Isabella Whitworth

probably more than natural and synthetic dyes, wax, resists, and history

Post-madder, madder post and a blue gorilla


I’m back home after Summer School. As one of few students on my course who took a car to Carmarthen, I brought back gallons of exhaust madder in containers, as well as a heap of bulgy muslin bags containing chopped and ground root we had used on various projects. I’m glad I wasn’t apprehended by South Wales Police trailing my gory drips: the gooey, oozing bags would have looked at home at an Aztec sacrifice. Maybe police were too busy chasing the rotter who stole tutor Jason Collingwood’s laptop and irreplaceable woven samples, some his late father’s, from his train home from Summer School.  The samples have, thankfully, been recovered: they had been chucked over a garden hedge in Neath. Through the kindness of strangers, they will be returned to Jason. The computer is still missing.

Deb Bamford suggested that if I were to empty the bags of chopped madder and dry out the dyestuff I could regrind and re-use it. It will have lost some of its colour in previous dye sessions, but I like the yellow / orange / peach  tones that exhaust madder produces on silk and wool.  As to the liquid exhausts, I shall be blending them and using them on silk and wool for scarves. I need to get on with this as the liquid is beginning to ferment and there is a noticeable implosion when I open the containers.

I looked at the vast array of madder-dyed samples we had done on the course and arranged them to photograph, then wondered how many people-hours they represented. I calculated it would have taken one person 66 days to complete the equivalent work over an eight hour day. That’s without the labour put into the Turkey Red preparation by Deb, our tutor.

Why the gorilla? I’ve been going on about red rather a lot, he is a blue gorilla and he is loose in Exeter.

Other blogs on Summer School: please let me know if you know of more

Cally Booker: A Week at the Coleg

Pat Foster here and onward posts

6 thoughts on “Post-madder, madder post and a blue gorilla

  1. Prefer the madder and turkey red to the blue gorilla – what is that all about? Like the cows and horses all over Europe several years ago maybe. The madder colours are so rich, even the paler ones but nothing beats that turkey red in my book. It is such a beautiful colour and cannot be beaten by any modern red dye.
    Thanks for sharing your loot.
    I am looking forward to seeing the wool museum this September when we have planned to re-visit the Lampeter museum.

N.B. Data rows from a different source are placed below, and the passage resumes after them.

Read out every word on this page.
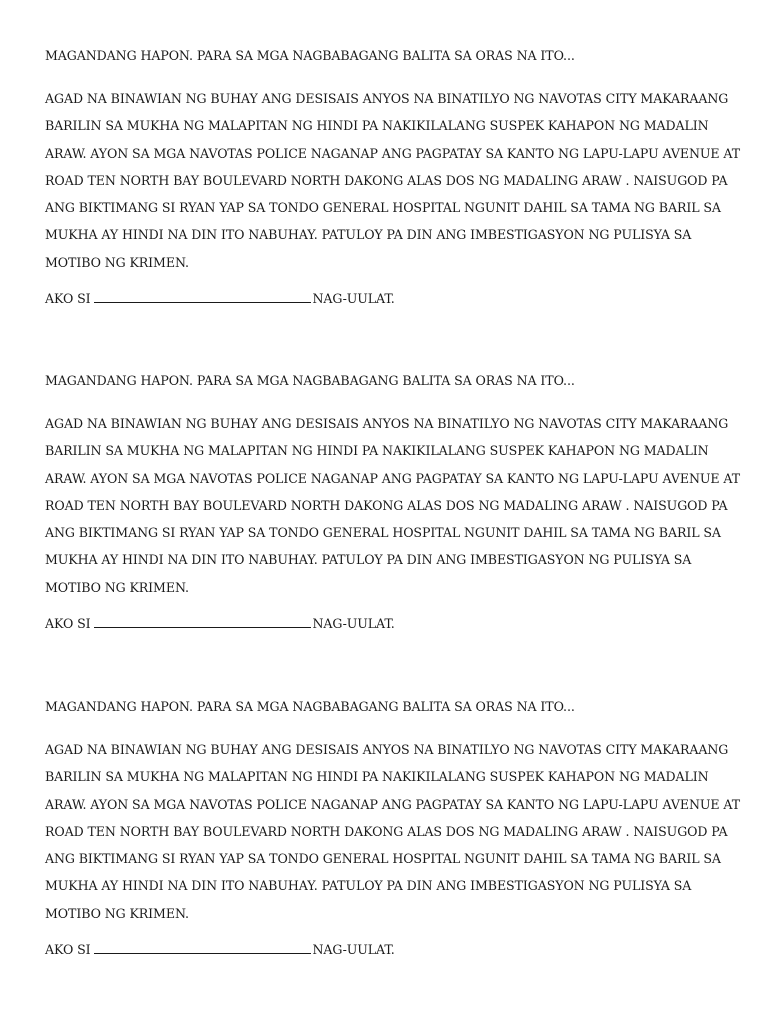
MAGANDANG HAPON. PARA SA MGA NAGBABAGANG BALITA SA ORAS NA ITO...

AGAD NA BINAWIAN NG BUHAY ANG DESISAIS ANYOS NA BINATILYO NG NAVOTAS CITY MAKARAANG
BARILIN SA MUKHA NG MALAPITAN NG HINDI PA NAKIKILALANG SUSPEK KAHAPON NG MADALIN
ARAW. AYON SA MGA NAVOTAS POLICE NAGANAP ANG PAGPATAY SA KANTO NG LAPU-LAPU AVENUE AT
ROAD TEN NORTH BAY BOULEVARD NORTH DAKONG ALAS DOS NG MADALING ARAW . NAISUGOD PA
ANG BIKTIMANG SI RYAN YAP SA TONDO GENERAL HOSPITAL NGUNIT DAHIL SA TAMA NG BARIL SA
MUKHA AY HINDI NA DIN ITO NABUHAY. PATULOY PA DIN ANG IMBESTIGASYON NG PULISYA SA
MOTIBO NG KRIMEN.
AKO SI	NAG-UULAT.

MAGANDANG HAPON. PARA SA MGA NAGBABAGANG BALITA SA ORAS NA ITO...

AGAD NA BINAWIAN NG BUHAY ANG DESISAIS ANYOS NA BINATILYO NG NAVOTAS CITY MAKARAANG
BARILIN SA MUKHA NG MALAPITAN NG HINDI PA NAKIKILALANG SUSPEK KAHAPON NG MADALIN
ARAW. AYON SA MGA NAVOTAS POLICE NAGANAP ANG PAGPATAY SA KANTO NG LAPU-LAPU AVENUE AT
ROAD TEN NORTH BAY BOULEVARD NORTH DAKONG ALAS DOS NG MADALING ARAW . NAISUGOD PA
ANG BIKTIMANG SI RYAN YAP SA TONDO GENERAL HOSPITAL NGUNIT DAHIL SA TAMA NG BARIL SA
MUKHA AY HINDI NA DIN ITO NABUHAY. PATULOY PA DIN ANG IMBESTIGASYON NG PULISYA SA
MOTIBO NG KRIMEN.
AKO SI	NAG-UULAT.

MAGANDANG HAPON. PARA SA MGA NAGBABAGANG BALITA SA ORAS NA ITO...

AGAD NA BINAWIAN NG BUHAY ANG DESISAIS ANYOS NA BINATILYO NG NAVOTAS CITY MAKARAANG
BARILIN SA MUKHA NG MALAPITAN NG HINDI PA NAKIKILALANG SUSPEK KAHAPON NG MADALIN
ARAW. AYON SA MGA NAVOTAS POLICE NAGANAP ANG PAGPATAY SA KANTO NG LAPU-LAPU AVENUE AT
ROAD TEN NORTH BAY BOULEVARD NORTH DAKONG ALAS DOS NG MADALING ARAW . NAISUGOD PA
ANG BIKTIMANG SI RYAN YAP SA TONDO GENERAL HOSPITAL NGUNIT DAHIL SA TAMA NG BARIL SA
MUKHA AY HINDI NA DIN ITO NABUHAY. PATULOY PA DIN ANG IMBESTIGASYON NG PULISYA SA
MOTIBO NG KRIMEN.
AKO SI	NAG-UULAT.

    • Hi Marianne – thanks for the comments. I agree about the beauty of Turkey Red. It has a real depth that makes a synthetic-dyed similar colour look flat and lifeless.
      The wool museum is very much worth a visit. If you want to see weaving in progress I think it’s best to check with them first as the weaver isn’t always there or actually weaving. On our visit a piece had been cut from one loom and another was being warped up.
      The shop had some good woven blankets, plus yarns, some spun at the mill, and a variety of books. They also sell offcuts which were snapped up by many of our number for various projects.

  2. Not sure the Blue Gorrilla works for me although I did appreciate the blue sky and waters in Cardiff Bay post SS. The samples look amazing laid out like that – so much work in really a very short time. I’ve started putting mine into The Book and even labelling them properly!

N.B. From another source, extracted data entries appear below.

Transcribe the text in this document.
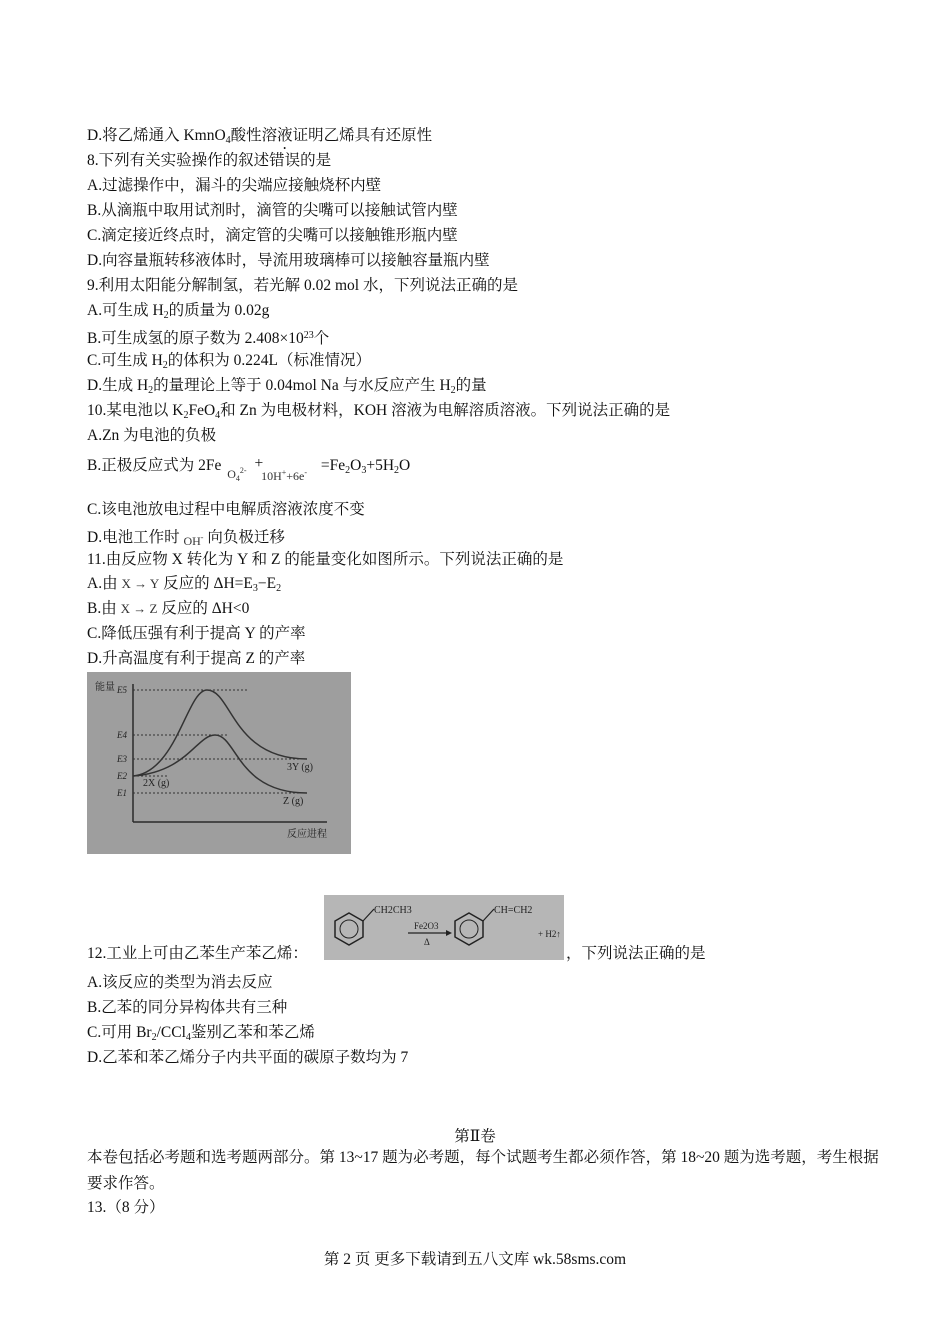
D.将乙烯通入 KmnO$_4$酸性溶液证明乙烯具有还原性
8.下列有关实验操作的叙述错误的是
A.过滤操作中，漏斗的尖端应接触烧杯内壁
B.从滴瓶中取用试剂时，滴管的尖嘴可以接触试管内壁
C.滴定接近终点时，滴定管的尖嘴可以接触锥形瓶内壁
D.向容量瓶转移液体时，导流用玻璃棒可以接触容量瓶内壁
9.利用太阳能分解制氢，若光解 0.02 mol 水，下列说法正确的是
A.可生成 $H_2$的质量为 0.02g
B.可生成氢的原子数为 $2.408\times 10^{23}$个
C.可生成 $H_2$的体积为 0.224L（标准情况）
D.生成 $H_2$的量理论上等于 0.04mol Na 与水反应产生 $H_2$的量
10.某电池以 $K_2FeO_4$和 Zn 为电极材料，KOH 溶液为电解溶质溶液。下列说法正确的是
A.Zn 为电池的负极
B.正极反应式为 2Fe $_{O_4^{2-}} + _{10H^++6e^-} =Fe_2O_3+5H_2O$
C.该电池放电过程中电解质溶液浓度不变
D.电池工作时 OH- 向负极迁移
11.由反应物 X 转化为 Y 和 Z 的能量变化如图所示。下列说法正确的是
A.由 X → Y 反应的 $\Delta H=E_3-E_2$
B.由 X → Z 反应的 ΔH<0
C.降低压强有利于提高 Y 的产率
D.升高温度有利于提高 Z 的产率
能量 E5
E4
E3
E2
E1
2X (g)
3Y (g)
Z (g)
反应进程
CH2CH3
Fe2O3
Δ
CH=CH2
+ H2↑
12.工业上可由乙苯生产苯乙烯：	，下列说法正确的是
A.该反应的类型为消去反应
B.乙苯的同分异构体共有三种
C.可用 $Br_2/CCl_4$鉴别乙苯和苯乙烯
D.乙苯和苯乙烯分子内共平面的碳原子数均为 7
第Ⅱ卷
本卷包括必考题和选考题两部分。第 13~17 题为必考题，每个试题考生都必须作答，第 18~20 题为选考题，考生根据要求作答。
13.（8 分）
第 2 页 更多下载请到五八文库 wk.58sms.com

    • I thought the samples looked amazing, too. But the camera hasn’t captured the subtle changes of tone and colour in my picture. I had to keep fiddling with the light and the camera settings to get anything remotely near what I was seeing. I hope you’ve been able to put your feet up with a generous vat of Domaine de la Garance while you are putting the samples in your book. You must have been exhausted, like the madder….

  3. You can use dried used crumblings of madder in Eco bundles.